ANN ARBOR, Mich. – Leading medical societies have identified specific tests, procedures or medication therapies they say are commonly ordered, but which are potentially unnecessary – and sometimes harmful.
Each of 17 medical societies participating in the second phase of the Choosing Wisely campaign identified five specific tests or procedures within their specialty that physicians and patients should question.
University of Michigan Cardiovascular Center cardiologist and president-elect of the Society for Vascular Medicine James Froehlich, M.D., M.P.H., had a hand in creating and presenting the list of five things patients and doctors should question within vascular medicine at a joint press conference Feb. 21.
The new list from the SVM includes recommendations such as avoiding pre-operative stress testing for patients undergoing low-risk surgery, and skipping clotting disorder lab tests for patients who suffer a first episode of deep vein thrombosis (DVT)when there’s already a clear clause.

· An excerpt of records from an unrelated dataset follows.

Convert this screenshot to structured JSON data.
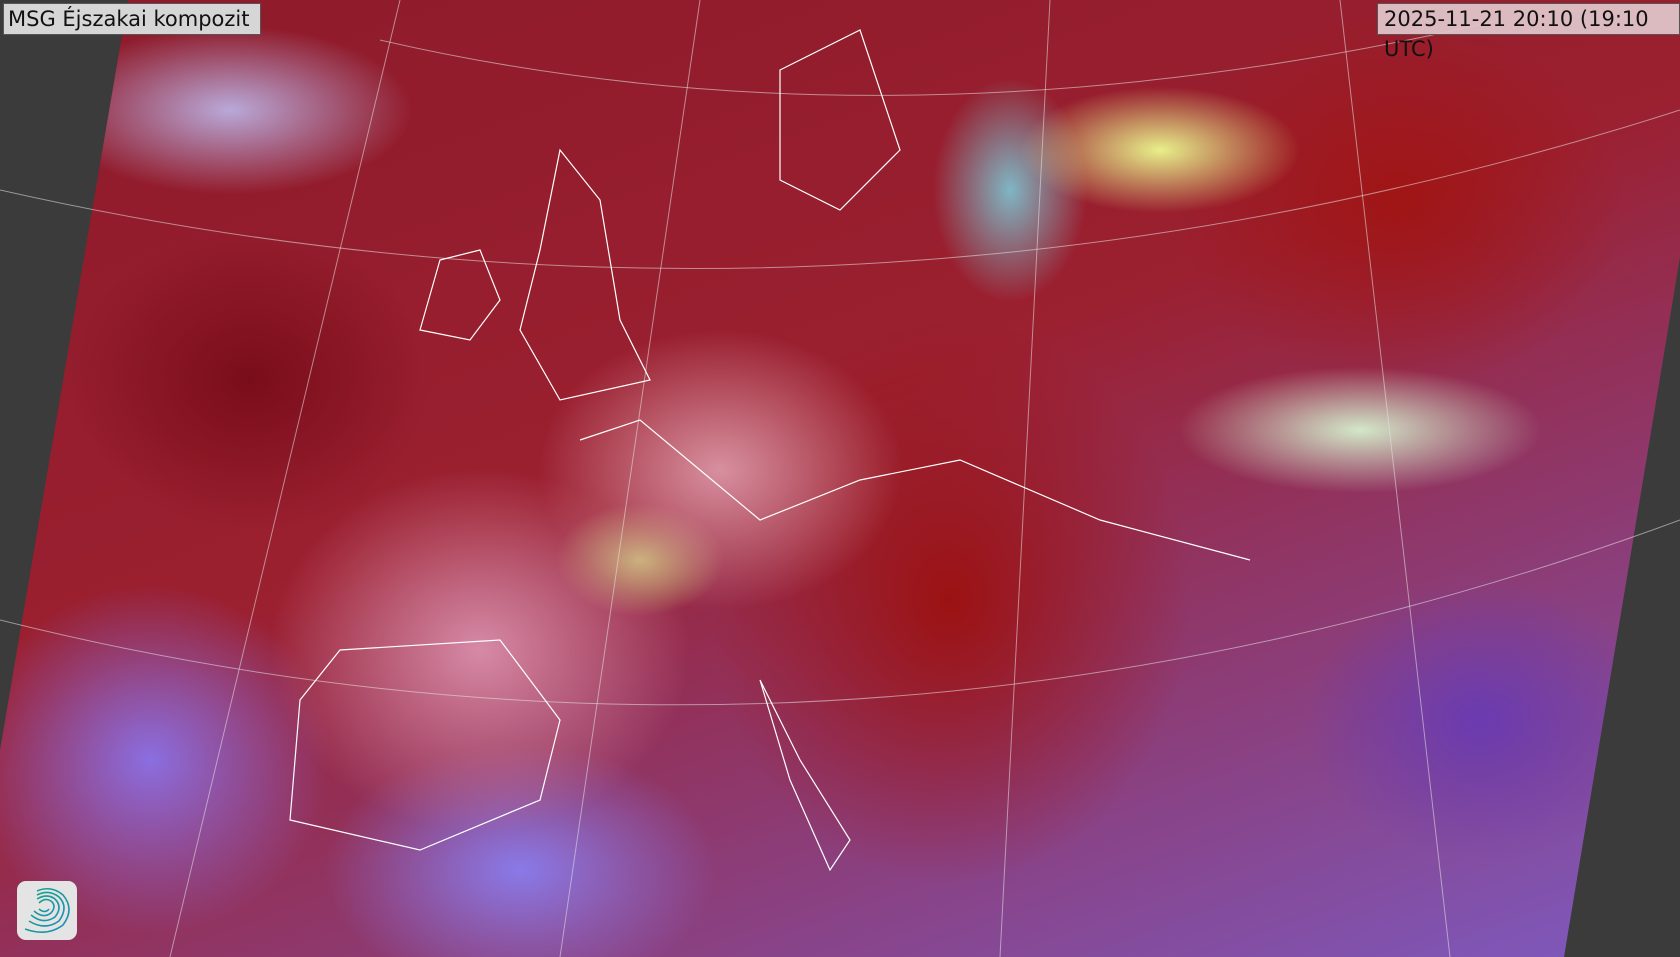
{
  "title": "MSG Éjszakai kompozit",
  "timestamp": "2025-11-21 20:10 (19:10 UTC)",
  "logo": {
    "icon": "swirl-logo",
    "colors": [
      "#1aa38a",
      "#1b8fb5"
    ]
  },
  "map": {
    "product": "night composite",
    "no_data_color": "#3b3b3b"
  }
}
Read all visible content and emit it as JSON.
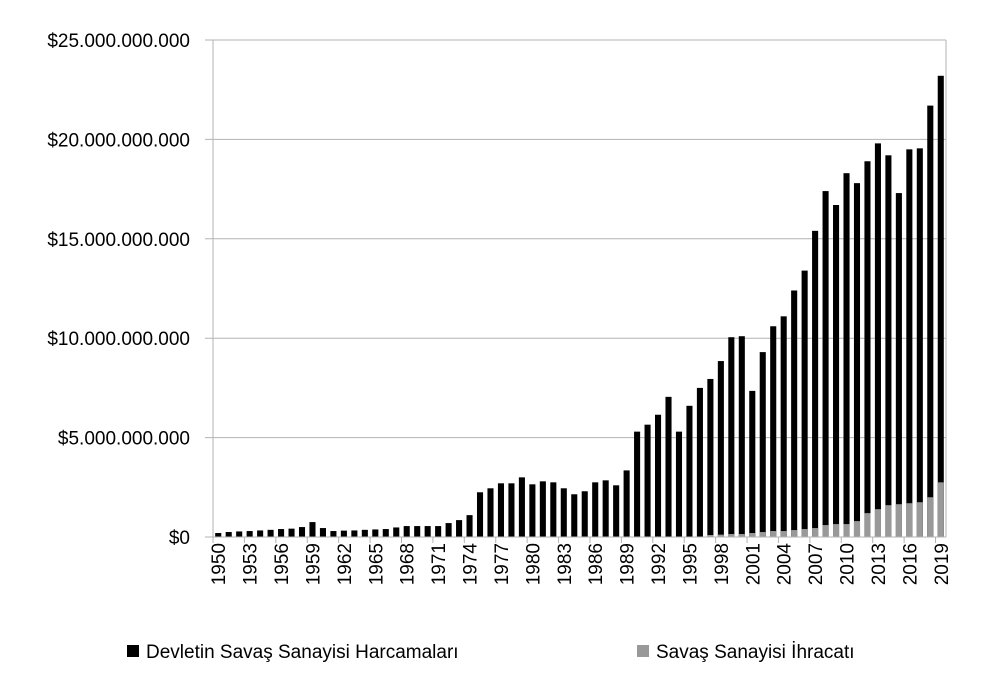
{
  "chart_data": {
    "type": "bar",
    "overlap": true,
    "x": [
      1950,
      1951,
      1952,
      1953,
      1954,
      1955,
      1956,
      1957,
      1958,
      1959,
      1960,
      1961,
      1962,
      1963,
      1964,
      1965,
      1966,
      1967,
      1968,
      1969,
      1970,
      1971,
      1972,
      1973,
      1974,
      1975,
      1976,
      1977,
      1978,
      1979,
      1980,
      1981,
      1982,
      1983,
      1984,
      1985,
      1986,
      1987,
      1988,
      1989,
      1990,
      1991,
      1992,
      1993,
      1994,
      1995,
      1996,
      1997,
      1998,
      1999,
      2000,
      2001,
      2002,
      2003,
      2004,
      2005,
      2006,
      2007,
      2008,
      2009,
      2010,
      2011,
      2012,
      2013,
      2014,
      2015,
      2016,
      2017,
      2018,
      2019
    ],
    "xlim": [
      1949.5,
      2019.5
    ],
    "xticks": [
      1950,
      1953,
      1956,
      1959,
      1962,
      1965,
      1968,
      1971,
      1974,
      1977,
      1980,
      1983,
      1986,
      1989,
      1992,
      1995,
      1998,
      2001,
      2004,
      2007,
      2010,
      2013,
      2016,
      2019
    ],
    "ylim": [
      0,
      25000000000
    ],
    "yticks": [
      {
        "value": 0,
        "label": "$0"
      },
      {
        "value": 5000000000,
        "label": "$5.000.000.000"
      },
      {
        "value": 10000000000,
        "label": "$10.000.000.000"
      },
      {
        "value": 15000000000,
        "label": "$15.000.000.000"
      },
      {
        "value": 20000000000,
        "label": "$20.000.000.000"
      },
      {
        "value": 25000000000,
        "label": "$25.000.000.000"
      }
    ],
    "grid": true,
    "legend": "bottom",
    "series": [
      {
        "name": "Devletin Savaş Sanayisi Harcamaları",
        "color": "#000000",
        "values": [
          200000000,
          250000000,
          280000000,
          300000000,
          330000000,
          360000000,
          400000000,
          420000000,
          500000000,
          750000000,
          450000000,
          300000000,
          320000000,
          330000000,
          360000000,
          380000000,
          400000000,
          480000000,
          550000000,
          550000000,
          550000000,
          550000000,
          700000000,
          850000000,
          1100000000,
          2250000000,
          2450000000,
          2700000000,
          2700000000,
          3000000000,
          2650000000,
          2800000000,
          2750000000,
          2450000000,
          2150000000,
          2300000000,
          2750000000,
          2850000000,
          2600000000,
          3350000000,
          5300000000,
          5650000000,
          6150000000,
          7050000000,
          5300000000,
          6600000000,
          7500000000,
          7950000000,
          8850000000,
          10050000000,
          10100000000,
          7350000000,
          9300000000,
          10600000000,
          11100000000,
          12400000000,
          13400000000,
          15400000000,
          17400000000,
          16700000000,
          18300000000,
          17800000000,
          18900000000,
          19800000000,
          19200000000,
          17300000000,
          19500000000,
          19550000000,
          21700000000,
          23200000000
        ]
      },
      {
        "name": "Savaş Sanayisi İhracatı",
        "color": "#999999",
        "values": [
          0,
          0,
          0,
          0,
          0,
          0,
          0,
          0,
          0,
          0,
          0,
          0,
          0,
          0,
          0,
          0,
          0,
          0,
          0,
          0,
          0,
          0,
          0,
          0,
          0,
          0,
          0,
          0,
          0,
          0,
          0,
          0,
          0,
          0,
          0,
          0,
          0,
          0,
          0,
          0,
          0,
          0,
          0,
          0,
          0,
          0,
          0,
          100000000,
          120000000,
          150000000,
          150000000,
          200000000,
          250000000,
          300000000,
          300000000,
          350000000,
          400000000,
          450000000,
          600000000,
          650000000,
          650000000,
          800000000,
          1200000000,
          1400000000,
          1600000000,
          1650000000,
          1700000000,
          1750000000,
          2000000000,
          2750000000
        ]
      }
    ]
  }
}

DVTs are blood clots known to develop among hospitalized patients who are immobilized. Otherwise healthy people who have had limited movement for a long period of time, such as travelers on long flights and car, bus or train rides who do not walk around regularly, are also at-risk for vein clots.
“Lab tests to look for a clotting disorder will not alter treatment of a venous blood clot, even if an abnormality is found, in this setting,” says Froehlich, a specialist in circulation conditions. “DVT is a common disorder, and recent discoveries of clotting abnormalities have led to increased testing without proven benefit.”

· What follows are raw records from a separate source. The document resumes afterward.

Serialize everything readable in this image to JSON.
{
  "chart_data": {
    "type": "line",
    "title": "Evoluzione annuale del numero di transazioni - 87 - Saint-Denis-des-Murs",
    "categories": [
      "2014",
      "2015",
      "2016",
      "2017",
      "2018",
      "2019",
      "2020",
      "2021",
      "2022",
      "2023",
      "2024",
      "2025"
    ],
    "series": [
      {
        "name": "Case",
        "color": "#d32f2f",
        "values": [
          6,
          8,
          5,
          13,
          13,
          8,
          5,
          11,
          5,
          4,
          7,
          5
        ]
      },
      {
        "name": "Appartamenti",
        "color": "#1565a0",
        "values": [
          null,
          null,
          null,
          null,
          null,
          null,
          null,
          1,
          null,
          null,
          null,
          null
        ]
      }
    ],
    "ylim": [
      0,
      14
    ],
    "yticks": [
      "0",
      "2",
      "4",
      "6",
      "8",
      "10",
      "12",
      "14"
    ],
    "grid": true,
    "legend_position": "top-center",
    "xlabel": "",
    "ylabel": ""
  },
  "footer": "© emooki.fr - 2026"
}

As part of the ABIM’s Choosing Wisely campaign more than 130 tests and procedures have so far been identified as ones patients should question.The campaign is sponsored in collaboration with Consumer Reports, which hopes to spark conversations between patients and physicians about what care is really necessary.
“Twenty-five of the nation’s leading medical specialty societies have now spoken up and shown leadership by identifying what tests and treatments are common to their profession, but are not always beneficial,” Christine K. Cassel, M.D., president and CEO of the ABIM Foundation, said in a news release.

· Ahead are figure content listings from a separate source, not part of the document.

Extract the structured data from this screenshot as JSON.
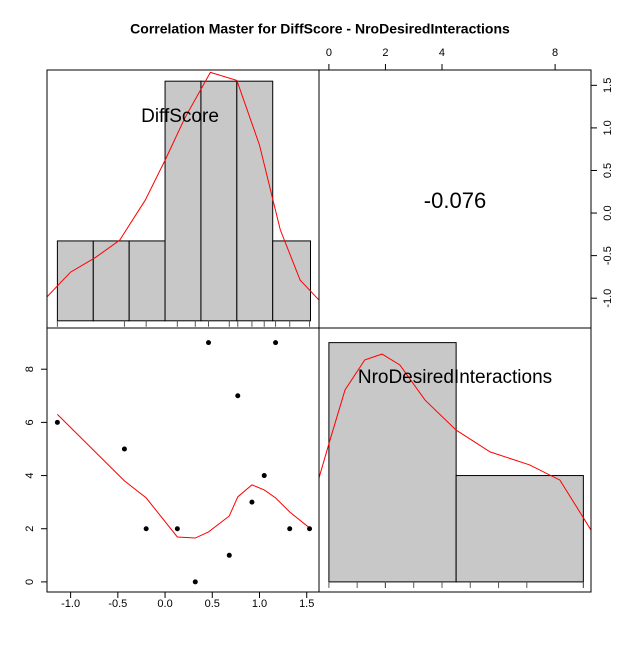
{
  "title": "Correlation Master for DiffScore - NroDesiredInteractions",
  "chart_data": [
    {
      "type": "histogram",
      "label": "DiffScore",
      "bins": [
        -1.14,
        -0.76,
        -0.38,
        0,
        0.38,
        0.76,
        1.14,
        1.54
      ],
      "counts": [
        1,
        1,
        1,
        3,
        3,
        3,
        1
      ],
      "color": "#c8c8c8",
      "xlim": [
        -1.25,
        1.63
      ],
      "ylim": [
        -0.09,
        3.14
      ],
      "density": {
        "color": "#ff0000",
        "x": [
          -1.25,
          -1.0,
          -0.74,
          -0.48,
          -0.21,
          0,
          0.21,
          0.48,
          0.76,
          1.0,
          1.22,
          1.43,
          1.63
        ],
        "y": [
          0.3,
          0.61,
          0.79,
          1.01,
          1.51,
          2.01,
          2.54,
          3.11,
          3.01,
          2.2,
          1.14,
          0.51,
          0.26
        ]
      }
    },
    {
      "type": "text",
      "value": -0.076,
      "xlim": [
        -0.35,
        9.27
      ],
      "xticks": [
        0,
        2,
        4,
        8
      ],
      "ylim": [
        -1.35,
        1.68
      ],
      "yticks": [
        {
          "value": -1,
          "label": "-1.0"
        },
        {
          "value": -0.5,
          "label": "-0.5"
        },
        {
          "value": 0,
          "label": "0.0"
        },
        {
          "value": 0.5,
          "label": "0.5"
        },
        {
          "value": 1,
          "label": "1.0"
        },
        {
          "value": 1.5,
          "label": "1.5"
        }
      ]
    },
    {
      "type": "scatter",
      "color": "#000000",
      "smooth_color": "#ff0000",
      "x": [
        -1.14,
        -0.43,
        -0.2,
        0.13,
        0.32,
        0.46,
        0.68,
        0.77,
        0.92,
        1.05,
        1.17,
        1.32,
        1.53
      ],
      "y": [
        6,
        5,
        2,
        2,
        0,
        9,
        1,
        7,
        3,
        4,
        9,
        2,
        2
      ],
      "smooth": [
        6.3,
        3.8,
        3.16,
        1.69,
        1.65,
        1.88,
        2.48,
        3.2,
        3.65,
        3.46,
        3.16,
        2.63,
        2.03
      ],
      "xlim": [
        -1.25,
        1.63
      ],
      "ylim": [
        -0.38,
        9.55
      ],
      "xticks": [
        {
          "value": -1,
          "label": "-1.0"
        },
        {
          "value": -0.5,
          "label": "-0.5"
        },
        {
          "value": 0,
          "label": "0.0"
        },
        {
          "value": 0.5,
          "label": "0.5"
        },
        {
          "value": 1,
          "label": "1.0"
        },
        {
          "value": 1.5,
          "label": "1.5"
        }
      ],
      "yticks": [
        0,
        2,
        4,
        6,
        8
      ]
    },
    {
      "type": "histogram",
      "label": "NroDesiredInteractions",
      "bins": [
        0,
        4.5,
        9
      ],
      "counts": [
        9,
        4
      ],
      "color": "#c8c8c8",
      "xlim": [
        -0.35,
        9.27
      ],
      "ylim": [
        -0.38,
        9.55
      ],
      "density": {
        "color": "#ff0000",
        "x": [
          -0.35,
          0.04,
          0.57,
          1.27,
          1.88,
          2.51,
          3.4,
          4.5,
          5.7,
          7.1,
          8.17,
          9.27
        ],
        "y": [
          3.91,
          5.34,
          7.22,
          8.35,
          8.57,
          8.16,
          6.84,
          5.71,
          4.89,
          4.4,
          3.83,
          1.95
        ]
      }
    }
  ]
}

“Millions of Americans are increasingly realizing that when it comes to health care, more is not necessarily better. Through these lists of tests and procedures, we hope to encourage conversations between physicians and patients about what care they truly need.”
All of the recommendations were developed by the individual specialty societies after months of careful consideration and review. Using the most current evidence about management and treatment options within their specialty, the societies believe the recommendations can have a significant impact on patient care, safety and quality.
The 25 specialty societies that have now released lists are undertaking considerable efforts to share the recommendations with their collective membership of more than 725,000 physicians.
The campaign is also reaching millions of consumers nationwide through a stable of consumer and advocacy partners, including Consumer Reports.
The complete lists from the specialty societies, available at www.ChoosingWisely.org, include additional detail about the recommendations and evidence supporting them.